The opinion of the Court was delivered by
Willard, A. J.Under the authority of the ruling in Taylor vs. Drake, (4 Strob., 431,) it is clear that the Circuit Judge should have granted the defendant’s motion for a non-suit. The contract on which the action was brought, as disclosed by both the pleadings and evidence, was a collateral contract to answer for the debt of another, and, as such, must be in writing, to be capable of enforcement under the statute of frauds. It appeared, by the plaintiff’s evidence, direct and uncontradicted, that the goods were sold to Gayle upon the promise of defendants to accept a draft drawn for the purpose of paying the purchase money'on such sale. As the case stood at the time the motion for a non-suit was made, and that aspect is unchanged, there was no evidence that could justify a jury in finding the contract of sale, as it regards the goods, as a contract *105between the plaintiffs, as sellers, and the defendants, as purchasers. On the contrary, the transaction, regarded as one of purchase and sale, was between the plaintiffs and Gayle. The promise of the defendants was both inducement and consideration to such contract of sale, and was, in substance, a contract to assure the performance of what Gayle had undertaken to do, namely, to pay for the goods purchased.
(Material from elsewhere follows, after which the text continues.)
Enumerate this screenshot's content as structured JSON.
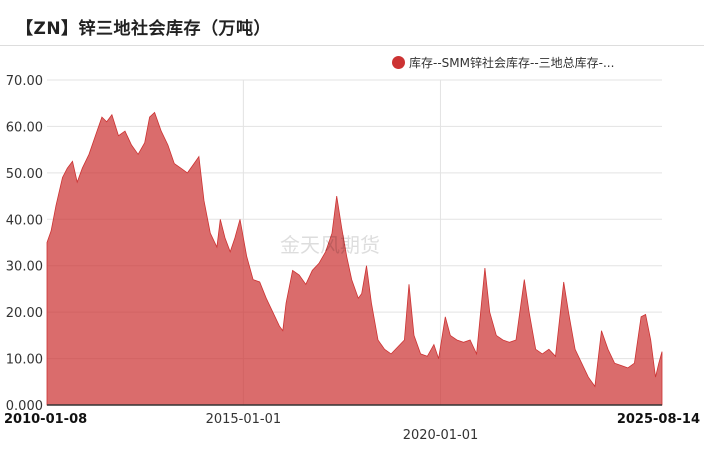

The point ruled in Taylor vs. Drake, (4 Strob., 431,) was, that if the person to whom the goods were delivered is liable as purchaser, then a promise made by a third person to pay the amount of such purchase must be regarded as collateral, and, as such, must be in writing, in conformity with the Statute of Frauds, in order to be capable of being enforced.
The promise of defendants here was to accept for the amount of such purchase. Such a promise was, in substance, a promise to pay for the goods sold to Gayle, and for which the latter was primarily liable. The only consideration for defendants’ promise was the credit given to Gayle, and this shows that the contract to accept was intended as a means of securing payment for the goods sold and delivered to Gayle.
In Taylor vs. Drake the promise was to pay or endorse. Here the promise was to accept; and on the same ground on which, in that case, the contract was held to be collateral to an original contract of sale, the present promise must receive the same construction.
In Taylor vs. Drake a non-suit was entered by the appellate Court after a verdict for the plaintiff, thus showing that on a clear and uncontradicted state of evidence the Court will undertake to say, without the aid of the jury, whether the contract is to be regarded as original or collateral. As there was no question of credibility or of contradictory testimony to be settled, and no inference of fact to be drawn presumptively, there was nothing to put in exercise the peculiar functions of a jury. The decision of that ease leads to the conclusion that the present verdict must be set aside, and the case remanded for judgment, dismissing the complaint.
Moses, C. J., and Wright, A. J., concurred.